[Development] binary compatibility promise (was: Re: Frameworks on Mac?)

Rutledge Shawn Shawn.Rutledge at digia.com
Fri Nov 23 14:15:10 CET 2012


On 23 Nov 2012, at 11:07 AM, Peter Hartmann wrote:

> On 11/23/2012 12:12 AM, André Pönitz wrote:
>> (...)
>> The reality is that this guarantee often enough does not hold in
>> practice. Vendors of "binary" Qt based application typically test their
>> setup against one specific (often enough patched) version of Qt which
>> is then shipped with the application. Users are not expected to switch
>> Qt versions, except when upgrading the whole application. Insofar are
>> rules like "we can't add symbols in patch releases" not much more then
>> self-inflicted pain without measurable gain.
> 
> This situation is different on mobile (and I guess embedded as well); 
> for BlackBerry10 we have one version of Qt on the device and often 
> cross-compile apps with another version of Qt; so we depend on the 
> binary compatibility promise for patch releases (and in fact were bitten 
> by the new symbols as well when people reported their app was not 
> launching with "unknown symbol: _ZNK20QFutureInterfaceBase4refTEv" etc.).
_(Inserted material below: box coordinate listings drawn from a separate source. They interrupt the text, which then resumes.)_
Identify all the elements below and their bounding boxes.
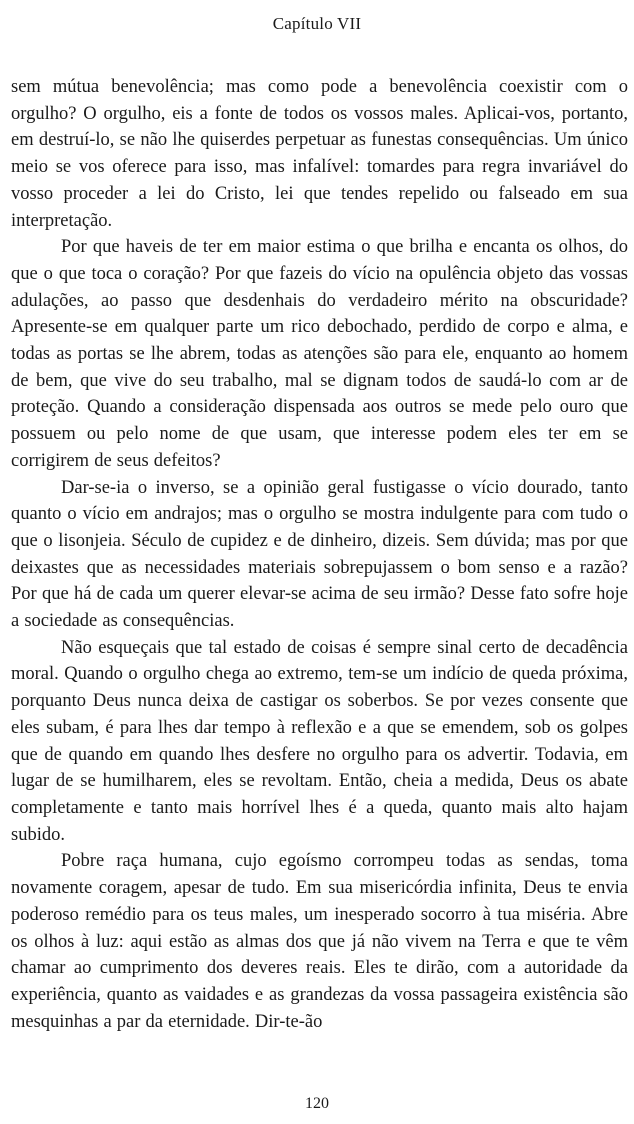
paragraph: Não esqueçais que tal estado de coisas é sempre sinal certo de decadência moral. Quando o orgulho chega ao extremo, tem-se um indício de queda próxima, porquanto Deus nunca deixa de castigar os soberbos. Se por vezes consente que eles subam, é para lhes dar tempo à reflexão e a que se emendem, sob os golpes que de quando em quando lhes desfere no orgulho para os advertir. Todavia, em lugar de se humilharem, eles se revoltam. Então, cheia a medida, Deus os abate completamente e tanto mais horrível lhes é a queda, quanto mais alto hajam subido. bbox=[11, 637, 628, 845]
paragraph: Dar-se-ia o inverso, se a opinião geral fustigasse o vício dourado, tanto quanto o vício em andrajos; mas o orgulho se mostra indulgente para com tudo o que o lisonjeia. Século de cupidez e de dinheiro, dizeis. Sem dúvida; mas por que deixastes que as necessidades materiais sobrepujassem o bom senso e a razão? Por que há de cada um querer elevar-se acima de seu irmão? Desse fato sofre hoje a sociedade as consequências. bbox=[11, 477, 628, 632]
paragraph-continued: sem mútua benevolência; mas como pode a benevolência coexistir com o orgulho? O orgulho, eis a fonte de todos os vossos males. Aplicai-vos, portanto, em destruí-lo, se não lhe quiserdes perpetuar as funestas consequências. Um único meio se vos oferece para isso, mas infalível: tomardes para regra invariável do vosso proceder a lei do Cristo, lei que tendes repelido ou falseado em sua interpretação. bbox=[11, 77, 628, 231]
paragraph: Por que haveis de ter em maior estima o que brilha e encanta os olhos, do que o que toca o coração? Por que fazeis do vício na opulência objeto das vossas adulações, ao passo que desdenhais do verdadeiro mérito na obscuridade? Apresente-se em qualquer parte um rico debochado, perdido de corpo e alma, e todas as portas se lhe abrem, todas as atenções são para ele, enquanto ao homem de bem, que vive do seu trabalho, mal se dignam todos de saudá-lo com ar de proteção. Quando a consideração dispensada aos outros se mede pelo ouro que possuem ou pelo nome de que usam, que interesse podem eles ter em se corrigirem de seus defeitos? bbox=[11, 237, 628, 471]
body-text bbox=[11, 74, 628, 1035]
page-number: 120 bbox=[305, 1095, 329, 1112]
paragraph: Pobre raça humana, cujo egoísmo corrompeu todas as sendas, toma novamente coragem, apesar de tudo. Em sua misericórdia infinita, Deus te envia poderoso remédio para os teus males, um inesperado socorro à tua miséria. Abre os olhos à luz: aqui estão as almas dos que já não vivem na Terra e que te vêm chamar ao cumprimento dos deveres reais. Eles te dirão, com a autoridade da experiência, quanto as vaidades e as grandezas da vossa passageira existência são mesquinhas a par da eternidade. Dir-te-ão bbox=[11, 851, 628, 1032]
running-head-chapter: Capítulo VII bbox=[272, 14, 362, 33]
I think that is also the reason Necessitas distributes Qt as separate packages, with apps depending on it, so that it can be shared between apps, right?

If vendors really need to redistribute Qt with every app on Mac and Windows, they could at least link it statically so that unused functions can be omitted.  But apparently there are problems with that too.